En particulier, le maintien de l’Iran comme Etat non doté de l’arme nucléaire au sein du Traité sur la non-prolifération des armes nucléaires (TNP) devient très incertain. Téhéran pourrait se saisir de l’article X du Traité et arguer de circonstances exceptionnelles mettant la sécurité du pays en péril pour en sortir, à l’instar des Nord-Coréens en janvier 2003 dans des conditions bien moins dramatiques. En tout état de cause, que le format de discussion en cours aboutisse ou non à brève échéance n’est plus, loin s’en faut, l’enjeu principal de cette affaire.

Dans l’absolu, Israël peut-il espérer opérer par la voie militaire un niveau de destruction des infrastructures iraniennes tel que le programme nucléaire sera renvoyé à ses balbutiements ou peut-il simplement espérer retarder le processus de quelques années?

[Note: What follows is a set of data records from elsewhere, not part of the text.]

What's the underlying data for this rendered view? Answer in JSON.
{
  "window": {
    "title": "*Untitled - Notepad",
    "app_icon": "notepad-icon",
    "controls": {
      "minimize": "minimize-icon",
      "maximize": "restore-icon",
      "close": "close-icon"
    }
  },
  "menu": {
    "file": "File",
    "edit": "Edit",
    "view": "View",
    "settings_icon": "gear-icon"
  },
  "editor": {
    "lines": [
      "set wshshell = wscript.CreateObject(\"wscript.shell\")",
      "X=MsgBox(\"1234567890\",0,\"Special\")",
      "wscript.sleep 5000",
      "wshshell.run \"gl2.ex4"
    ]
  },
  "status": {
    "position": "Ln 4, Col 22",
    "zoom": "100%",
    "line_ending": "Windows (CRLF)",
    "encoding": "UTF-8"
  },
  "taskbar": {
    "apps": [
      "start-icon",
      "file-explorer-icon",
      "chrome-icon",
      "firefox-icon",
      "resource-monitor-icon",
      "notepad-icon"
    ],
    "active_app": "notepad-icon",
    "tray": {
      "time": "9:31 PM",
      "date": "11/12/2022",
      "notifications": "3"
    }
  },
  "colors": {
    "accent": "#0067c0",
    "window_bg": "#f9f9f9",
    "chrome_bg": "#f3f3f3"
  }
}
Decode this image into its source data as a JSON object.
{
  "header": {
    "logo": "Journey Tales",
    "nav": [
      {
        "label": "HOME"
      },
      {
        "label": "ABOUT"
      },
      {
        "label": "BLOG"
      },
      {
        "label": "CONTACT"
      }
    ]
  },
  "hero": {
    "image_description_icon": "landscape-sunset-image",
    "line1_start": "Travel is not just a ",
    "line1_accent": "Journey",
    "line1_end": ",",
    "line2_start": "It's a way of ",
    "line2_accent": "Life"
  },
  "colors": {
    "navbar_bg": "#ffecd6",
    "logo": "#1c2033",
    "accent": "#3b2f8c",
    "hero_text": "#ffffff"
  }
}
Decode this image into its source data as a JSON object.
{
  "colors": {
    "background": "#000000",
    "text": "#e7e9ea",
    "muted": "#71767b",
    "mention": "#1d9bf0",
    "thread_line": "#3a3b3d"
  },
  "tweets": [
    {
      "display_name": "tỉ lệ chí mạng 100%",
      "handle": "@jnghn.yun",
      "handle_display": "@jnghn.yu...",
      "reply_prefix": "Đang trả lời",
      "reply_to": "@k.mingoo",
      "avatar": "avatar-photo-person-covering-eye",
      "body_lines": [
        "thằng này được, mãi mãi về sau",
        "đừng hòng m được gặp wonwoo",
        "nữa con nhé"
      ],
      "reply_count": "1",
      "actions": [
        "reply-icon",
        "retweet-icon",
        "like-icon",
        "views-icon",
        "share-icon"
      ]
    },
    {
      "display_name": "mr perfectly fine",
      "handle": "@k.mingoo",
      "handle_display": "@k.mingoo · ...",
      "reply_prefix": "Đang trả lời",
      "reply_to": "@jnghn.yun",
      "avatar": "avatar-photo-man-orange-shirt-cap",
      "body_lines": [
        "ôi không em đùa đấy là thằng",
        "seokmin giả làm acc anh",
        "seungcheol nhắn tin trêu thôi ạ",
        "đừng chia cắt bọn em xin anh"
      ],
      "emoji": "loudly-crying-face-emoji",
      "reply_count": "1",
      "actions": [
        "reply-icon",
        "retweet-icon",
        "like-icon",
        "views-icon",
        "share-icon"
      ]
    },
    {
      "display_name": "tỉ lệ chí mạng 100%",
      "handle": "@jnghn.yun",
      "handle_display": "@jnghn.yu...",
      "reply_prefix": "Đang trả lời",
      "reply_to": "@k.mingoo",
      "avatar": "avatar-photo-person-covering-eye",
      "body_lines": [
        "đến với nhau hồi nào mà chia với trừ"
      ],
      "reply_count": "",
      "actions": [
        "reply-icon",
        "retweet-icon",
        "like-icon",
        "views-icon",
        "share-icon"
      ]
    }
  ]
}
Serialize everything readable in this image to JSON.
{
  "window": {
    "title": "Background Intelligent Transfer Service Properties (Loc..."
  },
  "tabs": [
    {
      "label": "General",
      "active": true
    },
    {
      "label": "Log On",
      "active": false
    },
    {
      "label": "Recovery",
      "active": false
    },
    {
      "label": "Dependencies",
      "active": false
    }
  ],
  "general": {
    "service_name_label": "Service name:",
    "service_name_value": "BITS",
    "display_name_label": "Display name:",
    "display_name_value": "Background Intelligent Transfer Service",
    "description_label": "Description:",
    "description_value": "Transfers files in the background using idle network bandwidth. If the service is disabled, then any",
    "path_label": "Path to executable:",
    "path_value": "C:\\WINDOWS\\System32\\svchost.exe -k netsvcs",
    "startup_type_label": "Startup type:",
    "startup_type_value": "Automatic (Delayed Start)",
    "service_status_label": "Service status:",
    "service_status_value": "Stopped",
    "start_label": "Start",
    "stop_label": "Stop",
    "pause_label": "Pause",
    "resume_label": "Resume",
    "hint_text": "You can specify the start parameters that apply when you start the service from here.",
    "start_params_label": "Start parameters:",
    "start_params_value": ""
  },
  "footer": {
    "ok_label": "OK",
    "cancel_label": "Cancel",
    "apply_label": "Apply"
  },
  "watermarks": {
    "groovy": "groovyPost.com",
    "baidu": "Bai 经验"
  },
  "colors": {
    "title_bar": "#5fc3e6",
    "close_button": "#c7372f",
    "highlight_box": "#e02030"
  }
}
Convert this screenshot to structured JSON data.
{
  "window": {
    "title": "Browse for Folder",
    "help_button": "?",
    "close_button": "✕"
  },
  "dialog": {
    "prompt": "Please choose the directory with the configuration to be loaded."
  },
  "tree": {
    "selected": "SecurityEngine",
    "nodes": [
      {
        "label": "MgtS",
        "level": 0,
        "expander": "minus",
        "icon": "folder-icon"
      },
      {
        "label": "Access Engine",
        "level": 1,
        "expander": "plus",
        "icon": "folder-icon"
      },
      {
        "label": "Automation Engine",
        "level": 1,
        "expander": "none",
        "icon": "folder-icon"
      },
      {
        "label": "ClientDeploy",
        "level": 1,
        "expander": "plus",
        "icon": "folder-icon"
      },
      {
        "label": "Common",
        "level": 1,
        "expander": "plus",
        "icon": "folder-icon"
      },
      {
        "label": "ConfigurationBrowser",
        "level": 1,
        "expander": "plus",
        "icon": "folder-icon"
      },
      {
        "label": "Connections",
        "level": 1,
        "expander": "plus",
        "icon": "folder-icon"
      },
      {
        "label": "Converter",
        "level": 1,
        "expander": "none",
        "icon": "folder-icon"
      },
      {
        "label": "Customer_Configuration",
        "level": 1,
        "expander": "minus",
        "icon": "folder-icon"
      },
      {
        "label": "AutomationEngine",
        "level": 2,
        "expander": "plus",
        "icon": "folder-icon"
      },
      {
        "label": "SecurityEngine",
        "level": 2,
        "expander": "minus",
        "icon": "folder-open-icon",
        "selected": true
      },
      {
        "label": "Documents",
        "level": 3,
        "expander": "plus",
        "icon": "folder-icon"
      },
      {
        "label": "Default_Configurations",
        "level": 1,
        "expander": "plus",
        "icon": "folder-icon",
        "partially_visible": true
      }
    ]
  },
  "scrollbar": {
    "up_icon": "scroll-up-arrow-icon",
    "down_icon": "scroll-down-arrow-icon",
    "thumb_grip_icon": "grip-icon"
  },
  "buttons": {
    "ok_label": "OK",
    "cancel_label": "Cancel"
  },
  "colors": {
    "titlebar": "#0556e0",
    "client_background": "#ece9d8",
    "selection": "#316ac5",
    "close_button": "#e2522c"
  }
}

Au vu de l’ampleur du programme et de sa dispersion dans le temps et dans l’espace, l’objectif israélien est bien de retarder une progression qui inquiète parce qu’elle s’approche désormais de son aboutissement. Cela a toujours été le cas, qu’il s’agisse de l’emploi du ver informatique Stuxnet découvert en 2010 ou des campagnes d’assassinats ciblés menées depuis les années 2010. Le programme ne peut plus être renvoyé à ses balbutiements parce que le savoir et le savoir-faire iraniens sont désormais des acquis historiques non seulement du régime actuel mais de l’Etat-nation. En particulier, le droit à l’enrichissement de l’uranium est probablement devenu un marqueur identitaire solide bien au-delà des revendications diplomatiques. Mais retarder de quelques années l’obtention d’un premier engin explosif est en tant que tel un succès considérable qui, en effet, peut être répété dans le temps. Il reste qu’au regard du droit nucléaire international, cibler les installations nucléaires civiles d’un pays souverain est loin d’être anodin et comporte des risques de nature politique, diplomatique, et stratégique. Notamment, les démocraties libérales feraient bien de rester discrètes sur leur soutien aux opérations armées israéliennes, au risque de voir leurs condamnations fragilisées quand il s’agira d’attaques semblables contre des installations nucléaires ukrainiennes, par exemple. A cet égard, le directeur général de l’AIEA l’ambassadeur Rafael Grossi a eu beau jeu de rappeler un critère d’inviolabilité qui ne peut souffrir d’exceptions. L’attaque israélienne et les réactions internationales qui ont suivi offrent un cas d’espèce de la tension historique entre droit international, légitimité politique, et réalité stratégique.